The Museum of Yugoslav History, aka the Tito Museum

So there I was in Belgrade, observing a rehearsal of choreographed dance routines with red flags-and assisting in the collaborative production of this performance by helping them download Windows Media Player. I mean really, yoga and communism seemed like strange bedfellows, so I was quite interested to get a better understanding of what this was all about. As I worked on the download, Lara taught two unenthusiastic teenage boys a routine with cardboard signs. Her collaborator, Mary, told me that the boys had been giving Lara a hard time ever since they found out that the performance might be televised. “They are asking if they have to hold the signs in front of their faces. They want to be seen on t.v. now,” said Mary, rolling her eyes.

Rehearsing!

Earlier that day I had walked around the museum- there was a special exhibition “Fashions of Yugoslavia’s first couple” which detailed through film, print, and actual clothing just how snazzily dictator Tito and his wife dressed- think dapper derby hats and alligator shoes. His mausoleum was also located in another museum building. Next to it was an exhibition honoring the famous baton relay tradition. Each year on Tito’s birthday, thousands of children would participate in a baton relay, which would begin locally and eventually feed into the main relay, ending at Tito’s footsteps in the Belgrade stadium. Ivica remembered this event from his youth- there were batons of all shapes and sizes hanging on the wall- representing various youth organizations. Apparently by 1950, the baton relay involved 1 million baton-holders from around Yugoslavia, and Tito’s birthday was declared ‘National Youth Day’.

Lots o’ batons

Lara’s project is audience-interactive, partly ironic, and partly serious. Her performance group is called ‘Fiskultura’ which means ‘physical culture’. She has incorporated the daily exercises that were promoted during the socialist regime and brought them to life in a series of choreographed exercises.  Lara explained that it’s supposed to remind people to have fun while not being ashamed of their heritage. A deeper meaning can be found through the thought-provoking parallel between the spirituality that many people find in yoga and far-eastern religions, and the faith that people put into a beloved dictator, such as Tito.  She’s performed at the Tate modern in London and toured with the project in Croatia last summer. Anyways, as a foreigner, this was entirely a learning experience for me. Until this trip, I shallowly thought of communism as a completely stifling and subordinating institution- However, after speaking to people about communism in Romania, Bulgaria and Yugoslavia, I’ve realized how complex this issue actually is.
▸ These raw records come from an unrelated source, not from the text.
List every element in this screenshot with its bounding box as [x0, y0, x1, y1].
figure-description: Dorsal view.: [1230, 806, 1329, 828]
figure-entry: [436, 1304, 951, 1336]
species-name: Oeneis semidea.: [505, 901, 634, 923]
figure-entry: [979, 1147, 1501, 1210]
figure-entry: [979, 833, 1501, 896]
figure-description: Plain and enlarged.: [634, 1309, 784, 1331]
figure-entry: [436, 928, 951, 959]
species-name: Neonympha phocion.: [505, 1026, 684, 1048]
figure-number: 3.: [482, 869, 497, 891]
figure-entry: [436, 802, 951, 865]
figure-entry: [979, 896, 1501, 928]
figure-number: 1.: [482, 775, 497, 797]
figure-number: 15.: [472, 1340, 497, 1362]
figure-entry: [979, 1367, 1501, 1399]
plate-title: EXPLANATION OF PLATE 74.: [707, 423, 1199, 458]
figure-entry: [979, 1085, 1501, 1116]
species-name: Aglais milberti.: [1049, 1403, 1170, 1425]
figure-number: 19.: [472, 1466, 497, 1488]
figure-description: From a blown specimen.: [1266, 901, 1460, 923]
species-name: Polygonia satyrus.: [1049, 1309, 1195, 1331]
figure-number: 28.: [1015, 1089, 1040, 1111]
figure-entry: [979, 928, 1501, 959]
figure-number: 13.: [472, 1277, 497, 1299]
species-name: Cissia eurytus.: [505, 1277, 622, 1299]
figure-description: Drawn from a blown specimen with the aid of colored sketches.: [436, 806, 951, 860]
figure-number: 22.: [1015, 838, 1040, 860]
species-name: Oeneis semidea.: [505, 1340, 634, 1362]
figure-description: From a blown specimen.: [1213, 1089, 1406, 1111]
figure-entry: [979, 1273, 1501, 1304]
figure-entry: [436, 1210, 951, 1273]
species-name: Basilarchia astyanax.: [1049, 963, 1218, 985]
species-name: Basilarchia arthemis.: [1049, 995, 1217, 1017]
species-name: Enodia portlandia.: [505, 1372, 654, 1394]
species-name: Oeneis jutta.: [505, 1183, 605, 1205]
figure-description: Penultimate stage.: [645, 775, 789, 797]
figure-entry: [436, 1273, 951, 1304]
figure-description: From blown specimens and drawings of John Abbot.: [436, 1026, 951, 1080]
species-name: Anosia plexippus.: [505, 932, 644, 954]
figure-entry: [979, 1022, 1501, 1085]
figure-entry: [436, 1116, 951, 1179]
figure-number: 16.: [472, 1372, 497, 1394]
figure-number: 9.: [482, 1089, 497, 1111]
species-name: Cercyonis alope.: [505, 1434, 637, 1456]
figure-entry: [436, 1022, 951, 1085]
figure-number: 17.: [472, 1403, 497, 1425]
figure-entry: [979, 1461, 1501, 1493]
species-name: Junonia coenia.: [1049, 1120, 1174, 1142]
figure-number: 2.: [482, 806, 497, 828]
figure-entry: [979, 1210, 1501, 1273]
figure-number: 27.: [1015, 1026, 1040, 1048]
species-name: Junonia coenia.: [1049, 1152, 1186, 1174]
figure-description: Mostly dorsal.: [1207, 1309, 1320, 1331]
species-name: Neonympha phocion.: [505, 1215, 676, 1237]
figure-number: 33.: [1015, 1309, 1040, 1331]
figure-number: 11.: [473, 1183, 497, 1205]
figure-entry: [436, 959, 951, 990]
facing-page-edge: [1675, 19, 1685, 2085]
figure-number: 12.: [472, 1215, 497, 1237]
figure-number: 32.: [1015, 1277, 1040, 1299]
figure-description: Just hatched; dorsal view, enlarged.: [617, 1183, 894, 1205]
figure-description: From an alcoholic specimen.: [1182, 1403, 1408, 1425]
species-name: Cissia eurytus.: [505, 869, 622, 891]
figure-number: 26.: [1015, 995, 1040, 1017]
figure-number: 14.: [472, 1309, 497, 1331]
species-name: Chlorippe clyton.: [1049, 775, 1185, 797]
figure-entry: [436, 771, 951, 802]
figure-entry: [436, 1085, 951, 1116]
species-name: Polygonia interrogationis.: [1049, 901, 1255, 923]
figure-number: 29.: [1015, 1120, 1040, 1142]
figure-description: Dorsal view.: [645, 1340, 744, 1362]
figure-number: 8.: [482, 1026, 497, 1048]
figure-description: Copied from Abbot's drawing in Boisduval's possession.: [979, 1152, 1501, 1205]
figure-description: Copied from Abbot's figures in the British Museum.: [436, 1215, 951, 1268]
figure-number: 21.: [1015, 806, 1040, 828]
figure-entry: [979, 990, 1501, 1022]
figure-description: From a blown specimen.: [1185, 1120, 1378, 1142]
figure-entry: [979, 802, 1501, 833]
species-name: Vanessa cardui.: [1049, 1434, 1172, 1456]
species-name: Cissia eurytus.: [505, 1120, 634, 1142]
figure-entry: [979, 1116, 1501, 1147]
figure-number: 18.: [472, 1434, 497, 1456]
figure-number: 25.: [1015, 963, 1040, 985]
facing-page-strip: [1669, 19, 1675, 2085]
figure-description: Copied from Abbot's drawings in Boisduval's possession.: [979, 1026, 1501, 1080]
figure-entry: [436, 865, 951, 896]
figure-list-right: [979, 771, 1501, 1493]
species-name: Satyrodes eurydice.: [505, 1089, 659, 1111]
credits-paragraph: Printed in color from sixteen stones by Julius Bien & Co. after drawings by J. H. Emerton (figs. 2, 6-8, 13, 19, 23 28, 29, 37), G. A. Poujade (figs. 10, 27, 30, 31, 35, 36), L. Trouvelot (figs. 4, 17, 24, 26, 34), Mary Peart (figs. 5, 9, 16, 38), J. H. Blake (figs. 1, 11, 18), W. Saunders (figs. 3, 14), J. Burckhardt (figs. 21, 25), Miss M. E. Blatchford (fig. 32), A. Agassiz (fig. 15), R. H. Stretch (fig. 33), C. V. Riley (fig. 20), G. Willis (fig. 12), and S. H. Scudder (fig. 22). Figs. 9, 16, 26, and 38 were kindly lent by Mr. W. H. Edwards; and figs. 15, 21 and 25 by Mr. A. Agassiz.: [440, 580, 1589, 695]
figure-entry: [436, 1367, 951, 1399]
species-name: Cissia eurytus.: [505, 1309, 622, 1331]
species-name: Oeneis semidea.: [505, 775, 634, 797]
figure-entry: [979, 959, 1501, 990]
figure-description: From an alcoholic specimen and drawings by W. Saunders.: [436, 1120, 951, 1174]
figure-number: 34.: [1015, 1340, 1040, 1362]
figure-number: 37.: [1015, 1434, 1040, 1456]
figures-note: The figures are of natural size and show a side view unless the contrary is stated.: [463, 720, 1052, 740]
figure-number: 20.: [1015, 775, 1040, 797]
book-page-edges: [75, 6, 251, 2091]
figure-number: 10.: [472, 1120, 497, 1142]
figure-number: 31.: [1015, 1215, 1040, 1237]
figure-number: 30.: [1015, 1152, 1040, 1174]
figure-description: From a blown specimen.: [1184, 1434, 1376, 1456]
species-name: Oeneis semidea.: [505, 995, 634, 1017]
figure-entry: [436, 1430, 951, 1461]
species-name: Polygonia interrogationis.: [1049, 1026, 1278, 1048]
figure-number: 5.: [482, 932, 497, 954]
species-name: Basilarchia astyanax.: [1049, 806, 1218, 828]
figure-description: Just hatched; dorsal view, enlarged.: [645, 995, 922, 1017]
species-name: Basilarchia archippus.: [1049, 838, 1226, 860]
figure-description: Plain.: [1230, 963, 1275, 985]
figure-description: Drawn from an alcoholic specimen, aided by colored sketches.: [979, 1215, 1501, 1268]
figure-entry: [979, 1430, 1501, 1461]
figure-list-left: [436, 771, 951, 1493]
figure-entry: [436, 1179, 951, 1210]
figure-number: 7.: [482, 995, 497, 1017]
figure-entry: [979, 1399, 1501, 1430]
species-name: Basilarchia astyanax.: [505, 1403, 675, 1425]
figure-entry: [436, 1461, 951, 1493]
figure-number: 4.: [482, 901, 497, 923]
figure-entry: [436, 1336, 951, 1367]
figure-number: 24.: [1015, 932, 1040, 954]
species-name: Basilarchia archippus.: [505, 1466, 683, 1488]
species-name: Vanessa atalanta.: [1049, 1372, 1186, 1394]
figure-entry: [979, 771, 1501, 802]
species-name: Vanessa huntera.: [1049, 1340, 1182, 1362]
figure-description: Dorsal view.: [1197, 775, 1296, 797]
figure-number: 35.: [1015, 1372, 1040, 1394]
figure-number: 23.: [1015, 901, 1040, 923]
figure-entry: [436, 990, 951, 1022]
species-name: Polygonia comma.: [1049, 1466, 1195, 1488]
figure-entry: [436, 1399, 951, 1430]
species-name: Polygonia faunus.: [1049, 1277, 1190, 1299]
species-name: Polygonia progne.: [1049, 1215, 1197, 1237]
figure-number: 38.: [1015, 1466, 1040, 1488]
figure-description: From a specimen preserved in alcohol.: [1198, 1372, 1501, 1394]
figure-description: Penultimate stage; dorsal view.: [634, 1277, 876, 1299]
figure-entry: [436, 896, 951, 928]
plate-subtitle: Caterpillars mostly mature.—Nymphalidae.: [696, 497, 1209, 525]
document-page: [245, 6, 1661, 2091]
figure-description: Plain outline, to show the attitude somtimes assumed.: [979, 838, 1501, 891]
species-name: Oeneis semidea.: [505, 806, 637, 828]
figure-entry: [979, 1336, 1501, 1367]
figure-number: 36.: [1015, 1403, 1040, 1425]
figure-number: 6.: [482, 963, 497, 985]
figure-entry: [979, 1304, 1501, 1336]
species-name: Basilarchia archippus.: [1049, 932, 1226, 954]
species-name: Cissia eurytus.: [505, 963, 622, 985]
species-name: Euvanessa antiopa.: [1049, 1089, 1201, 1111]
So yes- I spent most of the evening observing the rehearsal, and even participating in the yoga portion! We did poses that Lara took from neo-classical and communist sculptures with names like ‘Comrade general is thinking’.  Lara was great, she really made me feel welcome and suggested that I interview the performers- a volunteer group which ranged in age from 16 to 70. Some of the older women actually remembered performing the exercises in their youth. I’m in the process of writing the piece (when I find the time between these travels!) and it will go up soon on http://www.balkantraveller.com. In the meantime- check out Lara’s info:

http://lararitosaroberts.wordpress.com/

http://www.grafeo.com/fiskultura/PKFiskulturnik/project_fiskultura.html

The rest of the night was great. I met up with Maja, another Couchsurfer that I’d been in touch with. She took me to a bar called the Black Turtle which served dangerously delicious flavored beer. We then went to her favorite bar, which was on a street commonly referred to as Silicon Valley thanks to the plastic-bosomed girls who accompany their beefy mates in this area. She had a lot of interesting stories about her job as an English translator, as well as her solo travels. She’d just returned from a trip through Jordan and Syria. How amazing is that?! Such inspiration.

I enjoyed my visit to Belgrade and will definitely have to return- preferably when the temperature is below 90 degrees. Maybe then I’ll have time to check out Belgrade’s beach!